Sports car racing in North America is getting a makeover.

Grand-Am and American Le Mans announced a merger Wednesday that will join them as one series beginning in 2014. Grand-Am founder Jim France and ALMS founder Don Panoz said in a joint statement at Daytona International Speedway that the new series will start with the Rolex 24 at Daytona in 2014 and likely include 12 races.

France, son of NASCAR founder Bill France Sr., said the merger made him recall the day nearly 65 years ago when his father led the meeting that created stock-car racing. The elder France that day referenced the "distinct possibilities" for stock car racing — a phrase his son borrowed from Wednesday.

"All these years later in front of another gathering of leaders of motorsports, I want to echo my dad's words with some editing," he said. "I think sports car racing has a distinct possibility, and I definitely feel like we are going to improve present conditions."

Panoz said the merger will "strengthen professional sports car racing beyond what either of our organizations could have achieved separately." He added that in discussions with France, the two didn't disagree on anything.

"Our passion is to have sports car racing reach its pinnacle and be all that it could be," Panoz said. "And I think that with the setup that we have done and the agreement we've made, that will happen."

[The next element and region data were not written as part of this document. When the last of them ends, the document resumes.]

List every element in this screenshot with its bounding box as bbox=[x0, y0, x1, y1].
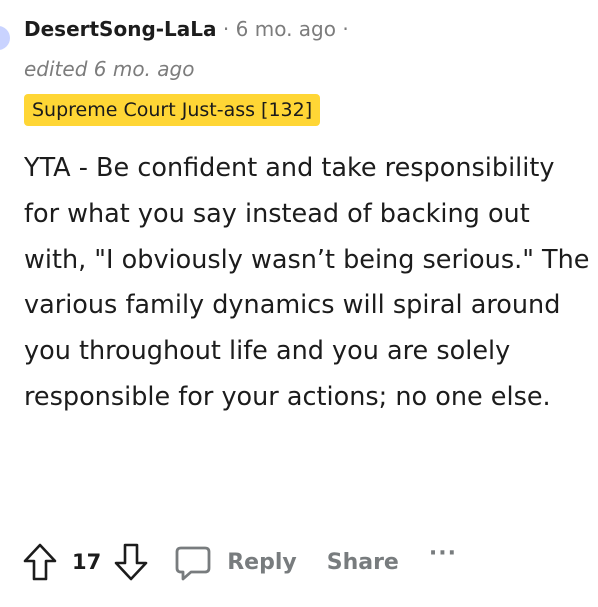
author-name[interactable]: DesertSong-LaLa bbox=[24, 17, 217, 41]
comment-bubble-button[interactable] bbox=[173, 542, 213, 582]
comment-bubble-icon bbox=[175, 546, 211, 581]
upvote-button[interactable] bbox=[20, 540, 60, 584]
share-button[interactable]: Share bbox=[327, 550, 399, 575]
separator: · bbox=[222, 17, 230, 41]
separator-trailing: · bbox=[342, 17, 349, 41]
downvote-button[interactable] bbox=[111, 540, 151, 584]
comment-header: DesertSong-LaLa · 6 mo. ago · bbox=[24, 14, 349, 44]
timestamp[interactable]: 6 mo. ago bbox=[236, 17, 336, 41]
more-dots-icon[interactable]: ··· bbox=[429, 541, 457, 566]
downvote-arrow-icon bbox=[114, 543, 148, 581]
vote-score: 17 bbox=[72, 550, 102, 574]
comment: DesertSong-LaLa · 6 mo. ago · edited 6 m… bbox=[0, 0, 598, 607]
user-flair: Supreme Court Just-ass [132] bbox=[24, 94, 321, 126]
comment-body: YTA - Be confident and take responsibili… bbox=[24, 153, 590, 412]
avatar[interactable] bbox=[0, 26, 10, 50]
upvote-arrow-icon bbox=[23, 543, 57, 581]
edited-label: edited 6 mo. ago bbox=[24, 57, 195, 81]
action-bar: 17 Reply Share ··· bbox=[20, 540, 457, 584]
reply-button[interactable]: Reply bbox=[227, 550, 297, 575]
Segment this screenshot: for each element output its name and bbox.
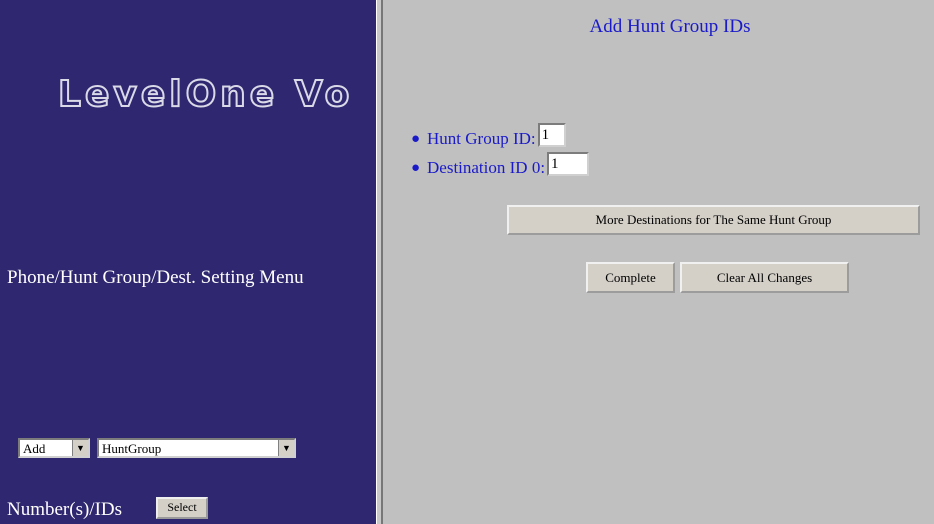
numbers-ids-label: Number(s)/IDs [7,499,123,520]
more-destinations-button[interactable]: More Destinations for The Same Hunt Grou… [507,205,920,235]
chevron-down-icon[interactable]: ▼ [72,440,88,456]
destination-id-label: Destination ID 0: [427,158,546,177]
action-select-value: Add [23,441,46,456]
levelone-logo: LevelOne Vo [57,73,354,116]
chevron-down-icon[interactable]: ▼ [278,440,294,456]
frame-divider[interactable] [376,0,383,524]
select-button[interactable]: Select [156,497,208,519]
type-select[interactable]: HuntGroup ▼ [97,438,296,458]
bullet-icon: ● [411,160,421,176]
action-select[interactable]: Add ▼ [18,438,90,458]
left-menu-frame: LevelOne Vo Phone/Hunt Group/Dest. Setti… [0,0,376,524]
hunt-group-id-input[interactable] [537,123,566,147]
type-select-value: HuntGroup [102,441,162,456]
hunt-group-id-row: ● Hunt Group ID: [411,123,566,149]
hunt-group-id-label: Hunt Group ID: [427,129,536,148]
menu-title: Phone/Hunt Group/Dest. Setting Menu [7,267,304,288]
destination-id-input[interactable] [547,152,590,176]
clear-all-changes-button[interactable]: Clear All Changes [680,262,849,293]
page-title: Add Hunt Group IDs [589,16,751,37]
complete-button[interactable]: Complete [586,262,675,293]
destination-id-row: ● Destination ID 0: [411,152,590,178]
bullet-icon: ● [411,131,421,147]
right-content-frame: Add Hunt Group IDs ● Hunt Group ID: ● De… [383,0,934,524]
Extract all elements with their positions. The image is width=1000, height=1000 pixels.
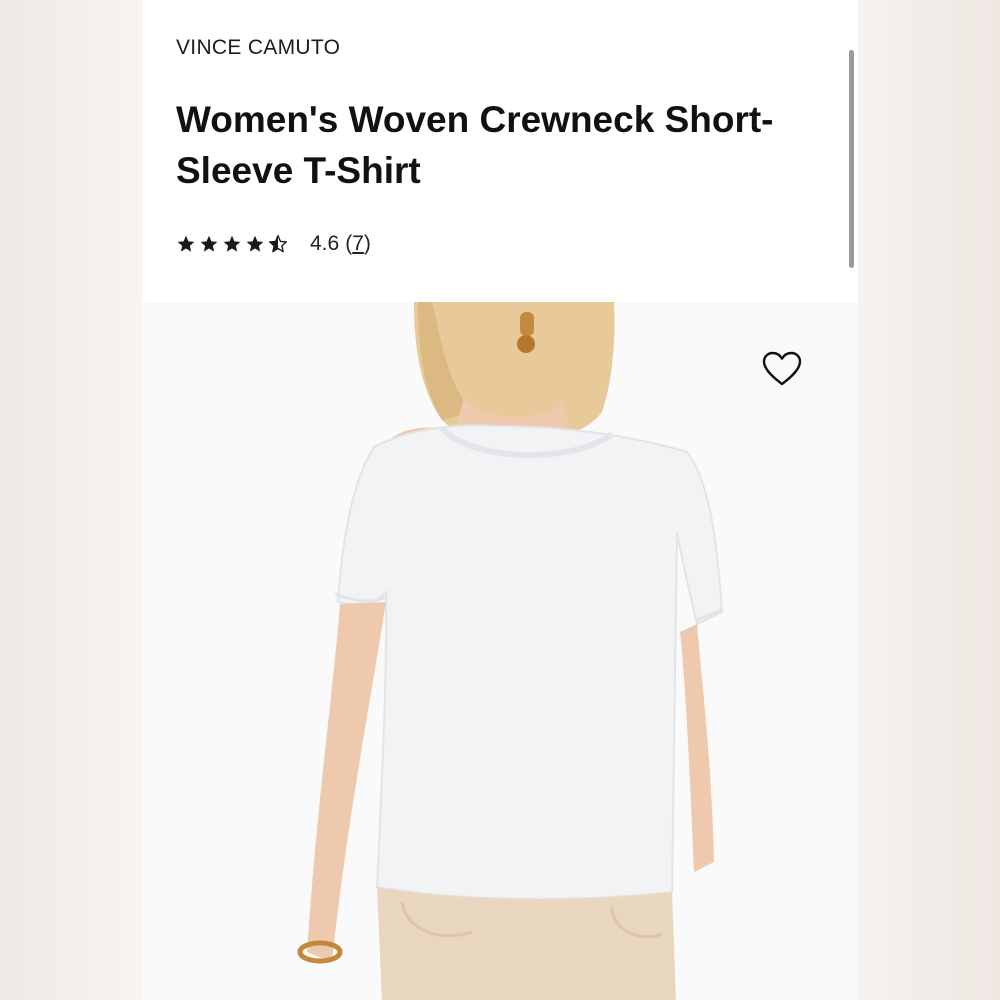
review-count-link[interactable]: 7 [352, 232, 364, 256]
rating-count-open: ( [345, 232, 353, 255]
star-full-icon [200, 235, 218, 252]
star-full-icon [246, 235, 264, 252]
heart-outline-icon [762, 351, 802, 386]
blurred-background-right [858, 0, 1000, 1000]
product-title: Women's Woven Crewneck Short-Sleeve T-Sh… [176, 99, 774, 191]
rating-row[interactable]: 4.6 (7) [176, 228, 371, 260]
model-back-view-image [142, 302, 858, 1000]
rating-count-close: ) [363, 232, 371, 255]
product-image[interactable] [142, 302, 858, 1000]
wishlist-button[interactable] [758, 345, 806, 393]
star-half-icon [269, 235, 287, 253]
blurred-background-left [0, 0, 142, 1000]
scrollbar-thumb[interactable] [849, 50, 854, 268]
product-panel: VINCE CAMUTO Women's Woven Crewneck Shor… [142, 0, 858, 1000]
star-full-icon [223, 235, 241, 252]
star-rating [176, 234, 288, 254]
brand-name[interactable]: VINCE CAMUTO [176, 36, 340, 60]
star-full-icon [177, 235, 195, 252]
rating-value: 4.6 [310, 232, 340, 255]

Many details are still being worked out, including a series name, the 2014 schedule and technical regulations. Both sanctioning bodies will operate separately in 2013.

The merger was met with positive reactions throughout the racing community.

Jamie Allison, director of Ford Racing, called it an "epic moment for sports car racing in America.

"The opportunity to take the best of ALMS and Grand-AM and create a strong, unified professional road racing series is what the fans have wanted, the teams have wanted, and the manufacturers have wanted for many years," Allison said.

The merger involves a total of eight North American sports car series. Grand-AM sanctions and operates the Rolex Sports Car Series, the Continental Tire Sports Car Challenge and the TOTAL Performance Showcase, and sanctions the Ferrari Challenge. IMSA is the sanctioning body for the ALMS, the IMSA GT3 Cup Challenge by Yokohama Series, the Cooper Tires Prototype Lites Powered by Mazda Series and the Porsche GT3 Cup Challenge Canada by Michelin.

Zak Brown, CEO of marketing firm JMI, said the merger will create an upgraded schedule for sports car racing and a vastly improved starting grid.

"With exact classes still undefined, manufacturers can expect a continuation of prototype and GT classes, which provides more opportunities at various levels of the series," said Brown, adding that NASCAR's involvement will help the new series with stability and resources and a potentially stronger television package.